Psychothérapies et pet de travers

 

« Vanité des vanités, tout est vanité ! {…} Tous les fleuves vont vers la mer, et la mer ne se remplit pas, et les fleuves continuent d’aller vers la mer. Tout est ennuyeux. {…} Tout ce qui fut, cela sera ; ce qui s’est fait, se refera. Et il n’y a rien de nouveau sous le soleil. {…} Le sage voit devant lui et le fou marche à tâtons. Soit ! Mais je sais bien aussi qu’ils ont tous deux le même sort. {…} Il n’y a point de souvenir durable ni du sage ni du fou ; et le sage meurt bel et bien comme le fou. »

Voilà, cet extrait de L’Ecclésiaste, dans la Bible, c’est pour les personnes qui pensent encore que la psychologie et la psychothérapie, c’est de la prise de tête contemporaine. Mais non ! La souffrance psychique est là depuis très longtemps, elle était là 300 avant notre ère, voyez L’Ecclésiaste. Et elle reste là aujourd’hui, et avec elle, le besoin d’en être soulagé.

La psychologie est certes une discipline nouvelle, qui prend naissance à la fin du XIXe siècle, mais elle a de lointains ancêtres. En Orient, le bouddhisme, dont la naissance est due au désir de Siddhārtha Gautama de comprendre et soulager les souffrances humaines. En Occident, quand la philosophie prend naissance en Grèce Antique, ce n’est pas pour spéculer sur la vie mais pour aider les humains à devenir meilleurs, au travers de nombreux efforts et exercices liés au quotidien.

Le philosophe et historien Pierre Hadot, qui fut l’un des premiers à montrer cela, expliquait que les exercices spirituels proposés par les grecs, se répartissaient en trois grandes familles : exploration, surplomb et expansion de soi.
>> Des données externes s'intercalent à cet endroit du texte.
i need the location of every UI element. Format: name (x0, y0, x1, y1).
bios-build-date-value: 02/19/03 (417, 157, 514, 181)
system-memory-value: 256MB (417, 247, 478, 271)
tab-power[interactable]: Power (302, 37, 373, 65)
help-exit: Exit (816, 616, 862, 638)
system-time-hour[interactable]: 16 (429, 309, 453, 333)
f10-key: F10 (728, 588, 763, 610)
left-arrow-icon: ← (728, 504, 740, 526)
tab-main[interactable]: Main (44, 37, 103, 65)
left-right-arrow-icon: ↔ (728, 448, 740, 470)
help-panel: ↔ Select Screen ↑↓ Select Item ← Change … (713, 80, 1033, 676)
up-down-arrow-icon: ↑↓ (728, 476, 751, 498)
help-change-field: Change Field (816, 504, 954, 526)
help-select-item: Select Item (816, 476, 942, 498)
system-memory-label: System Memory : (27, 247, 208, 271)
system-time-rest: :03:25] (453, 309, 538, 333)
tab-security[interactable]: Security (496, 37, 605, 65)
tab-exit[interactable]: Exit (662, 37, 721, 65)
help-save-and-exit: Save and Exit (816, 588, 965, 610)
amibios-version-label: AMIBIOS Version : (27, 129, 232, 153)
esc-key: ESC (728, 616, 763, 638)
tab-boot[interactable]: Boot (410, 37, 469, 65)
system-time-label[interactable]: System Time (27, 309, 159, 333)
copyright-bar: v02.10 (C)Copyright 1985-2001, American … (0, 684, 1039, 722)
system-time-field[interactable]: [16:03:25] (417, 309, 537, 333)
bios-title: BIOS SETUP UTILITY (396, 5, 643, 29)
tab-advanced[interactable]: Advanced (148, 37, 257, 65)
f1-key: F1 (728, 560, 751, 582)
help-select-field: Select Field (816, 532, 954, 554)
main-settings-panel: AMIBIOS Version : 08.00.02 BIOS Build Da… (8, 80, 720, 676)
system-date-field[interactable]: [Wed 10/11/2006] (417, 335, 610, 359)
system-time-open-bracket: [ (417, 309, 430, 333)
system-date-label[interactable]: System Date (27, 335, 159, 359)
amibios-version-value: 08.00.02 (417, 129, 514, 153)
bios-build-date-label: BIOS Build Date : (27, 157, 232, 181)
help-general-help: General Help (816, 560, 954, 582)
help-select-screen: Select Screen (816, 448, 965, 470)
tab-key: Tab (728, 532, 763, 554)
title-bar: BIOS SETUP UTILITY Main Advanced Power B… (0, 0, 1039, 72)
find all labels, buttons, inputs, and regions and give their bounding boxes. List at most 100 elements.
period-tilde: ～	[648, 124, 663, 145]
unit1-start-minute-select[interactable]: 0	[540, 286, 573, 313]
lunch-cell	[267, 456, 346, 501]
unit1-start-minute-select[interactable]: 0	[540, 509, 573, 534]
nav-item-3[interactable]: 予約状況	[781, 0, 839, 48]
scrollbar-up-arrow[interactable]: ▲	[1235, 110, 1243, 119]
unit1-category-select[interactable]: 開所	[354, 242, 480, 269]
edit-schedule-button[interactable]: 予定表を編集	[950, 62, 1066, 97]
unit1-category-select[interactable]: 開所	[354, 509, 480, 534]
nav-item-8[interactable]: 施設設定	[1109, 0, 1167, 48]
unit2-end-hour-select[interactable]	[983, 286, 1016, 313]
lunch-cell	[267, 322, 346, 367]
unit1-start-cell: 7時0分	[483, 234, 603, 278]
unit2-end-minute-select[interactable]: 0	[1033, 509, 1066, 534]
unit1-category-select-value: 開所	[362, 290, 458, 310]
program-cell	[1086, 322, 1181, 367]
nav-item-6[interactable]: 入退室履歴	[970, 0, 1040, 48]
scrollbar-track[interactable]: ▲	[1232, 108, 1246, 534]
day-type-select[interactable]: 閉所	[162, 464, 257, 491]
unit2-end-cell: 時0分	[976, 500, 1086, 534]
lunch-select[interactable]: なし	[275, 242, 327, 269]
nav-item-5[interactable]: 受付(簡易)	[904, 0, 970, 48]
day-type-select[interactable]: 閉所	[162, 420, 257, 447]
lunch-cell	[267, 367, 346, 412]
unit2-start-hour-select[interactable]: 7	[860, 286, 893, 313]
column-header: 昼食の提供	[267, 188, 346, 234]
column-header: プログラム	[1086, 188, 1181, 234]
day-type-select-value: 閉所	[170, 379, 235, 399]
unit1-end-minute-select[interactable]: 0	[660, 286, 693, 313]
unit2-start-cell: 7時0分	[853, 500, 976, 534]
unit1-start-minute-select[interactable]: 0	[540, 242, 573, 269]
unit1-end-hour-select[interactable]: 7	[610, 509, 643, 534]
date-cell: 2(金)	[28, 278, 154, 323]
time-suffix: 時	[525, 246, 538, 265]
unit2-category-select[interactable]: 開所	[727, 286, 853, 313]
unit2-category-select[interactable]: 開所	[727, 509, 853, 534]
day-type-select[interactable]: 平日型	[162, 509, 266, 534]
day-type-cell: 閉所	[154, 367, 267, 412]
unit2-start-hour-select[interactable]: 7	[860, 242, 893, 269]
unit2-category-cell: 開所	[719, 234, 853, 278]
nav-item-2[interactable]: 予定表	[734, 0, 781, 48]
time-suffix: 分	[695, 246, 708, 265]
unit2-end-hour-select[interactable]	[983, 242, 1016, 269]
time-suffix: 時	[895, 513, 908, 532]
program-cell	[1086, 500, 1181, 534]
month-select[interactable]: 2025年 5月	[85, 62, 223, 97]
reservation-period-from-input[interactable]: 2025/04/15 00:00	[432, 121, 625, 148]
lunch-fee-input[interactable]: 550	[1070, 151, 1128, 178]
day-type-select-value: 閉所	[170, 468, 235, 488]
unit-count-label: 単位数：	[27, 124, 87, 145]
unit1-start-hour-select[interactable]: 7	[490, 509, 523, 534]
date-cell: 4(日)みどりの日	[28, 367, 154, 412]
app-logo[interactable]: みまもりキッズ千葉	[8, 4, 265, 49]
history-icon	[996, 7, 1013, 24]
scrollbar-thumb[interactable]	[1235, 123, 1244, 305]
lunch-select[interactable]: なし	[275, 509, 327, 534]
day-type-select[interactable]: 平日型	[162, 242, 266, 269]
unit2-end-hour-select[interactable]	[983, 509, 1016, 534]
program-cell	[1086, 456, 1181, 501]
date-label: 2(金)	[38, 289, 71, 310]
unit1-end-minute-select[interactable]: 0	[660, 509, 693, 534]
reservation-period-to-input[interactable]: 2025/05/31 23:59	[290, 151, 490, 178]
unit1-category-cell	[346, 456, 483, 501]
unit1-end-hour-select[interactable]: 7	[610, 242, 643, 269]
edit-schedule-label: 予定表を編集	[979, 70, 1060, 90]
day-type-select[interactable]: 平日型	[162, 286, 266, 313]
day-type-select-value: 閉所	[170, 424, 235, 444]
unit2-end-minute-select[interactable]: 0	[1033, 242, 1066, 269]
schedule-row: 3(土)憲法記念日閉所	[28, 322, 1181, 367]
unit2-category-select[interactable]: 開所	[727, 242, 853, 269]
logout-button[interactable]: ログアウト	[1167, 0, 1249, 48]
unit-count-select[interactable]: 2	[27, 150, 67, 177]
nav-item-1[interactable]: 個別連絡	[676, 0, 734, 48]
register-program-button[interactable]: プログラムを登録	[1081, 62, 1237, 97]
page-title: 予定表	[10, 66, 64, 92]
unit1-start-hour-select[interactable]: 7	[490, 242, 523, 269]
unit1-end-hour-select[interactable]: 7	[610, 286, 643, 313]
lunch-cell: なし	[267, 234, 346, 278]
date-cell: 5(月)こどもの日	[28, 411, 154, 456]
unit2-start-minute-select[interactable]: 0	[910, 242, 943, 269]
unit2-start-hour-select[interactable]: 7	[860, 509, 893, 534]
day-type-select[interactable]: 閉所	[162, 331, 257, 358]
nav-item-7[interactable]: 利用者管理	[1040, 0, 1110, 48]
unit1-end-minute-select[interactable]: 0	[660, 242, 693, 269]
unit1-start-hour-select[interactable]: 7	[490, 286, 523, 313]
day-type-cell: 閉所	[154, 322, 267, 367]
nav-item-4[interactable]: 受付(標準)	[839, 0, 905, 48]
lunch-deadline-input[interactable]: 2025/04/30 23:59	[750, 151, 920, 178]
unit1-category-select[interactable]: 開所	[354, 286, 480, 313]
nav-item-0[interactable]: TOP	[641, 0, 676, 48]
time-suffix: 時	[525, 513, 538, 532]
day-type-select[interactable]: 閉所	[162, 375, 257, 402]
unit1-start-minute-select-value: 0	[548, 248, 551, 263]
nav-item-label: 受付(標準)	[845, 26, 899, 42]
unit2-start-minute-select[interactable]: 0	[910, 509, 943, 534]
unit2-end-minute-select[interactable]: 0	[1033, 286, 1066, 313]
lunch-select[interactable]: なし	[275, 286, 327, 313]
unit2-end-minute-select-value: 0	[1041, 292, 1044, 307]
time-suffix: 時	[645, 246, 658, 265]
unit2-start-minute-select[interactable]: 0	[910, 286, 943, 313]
  • L’exploration de soi, bien sûr, apprendre à se connaître pour mieux freiner ses passions tristes et se rapprocher de ses idéaux ; dans le but que décrivait le philosophe latin Plotin : « Ne cesse jamais de sculpter ta propre statue. » Cette exploration de soi, c’est bien sûr le domaine privilégié de la psychothérapie.
  • Après l’exploration, il y a le surplomb de soi : prendre du recul, de la hauteur, s’écarter de la mêlée de ses pensées, de ses émotions, de ses intérêts, pour considérer sa vie de plus haut ; pour se demander ce qui compte le plus pour soi, que l’on oublie parfois ; pour réfléchir à ce qui est important dans nos vies (l’amour, la nature…) et que l’on sacrifie souvent à ce qui nous semble urgent (les horaires, les factures…). Ce surplomb de soi peut nous être offert par certains moments de la thérapie, mais pas seulement : ce sont aussi tous les instants où l’on arrête sa course du quotidien, pour se demander si notre existence va là où nous voulons.
  • Enfin, il y a l’expansion de soi, qui consiste à s’oublier et à se relier au monde environnant ; à cesser de vouloir constamment être unique et singulier ; à découvrir l’interdépendance : se sentir humain au milieu d’autres humains, et savourer ce lien ; à découvrir l’appartenance : se sentir vivant au milieu du vivant, et savourer le bonheur simple d’exister. Cette expansion de soi nous est offerte par exemple par la méditation, mais aussi par toutes les formes de contemplation, de prière ou de spiritualité.

Ce modèle antique nous rappelle que la psychothérapie est un processus qui passe souvent par ces trois étapes : d’abord se comprendre (l’exploration de soi), puis prendre du recul (le surplomb de soi), puis s’oublier et s’ouvrir au monde (l’expansion de soi).

Car la thérapie, ce n’est pas qu’un soin : elle ne consiste pas seulement à supprimer nos souffrances, à s’en libérer, à faire qu’elles exercent moins d’emprise sur nous. Elle est aussi une quête : quête de soi, de sa place dans le monde, de sa responsabilité envers les autres, peut-être…

J’aime bien cette remarque, que l’on attribue, sans certitude, à Nelson Mandela : « Que vos choix reflètent vos espoirs, et non vos craintes ». Voilà une belle définition possible de la psychothérapie : nous aurons toujours des peurs, des colères, des tristesses, toujours un « pet de travers » comme on dit à Toulouse. Et la thérapie, c’est ce qui nous aide à ce que ce ne soient plus tous ces pets de travers qui dirigent nos vies, mais nos idéaux et nos espoirs.

 

Illustration : si elle s’en sort, cette brave antilope aura sans doute besoin d’une thérapie pour son stress post-traumatique…

PS : cet article reprend ma chronique du 25 avril 2023 dans l’émission de France Inter, Grand Bien Vous Fasse.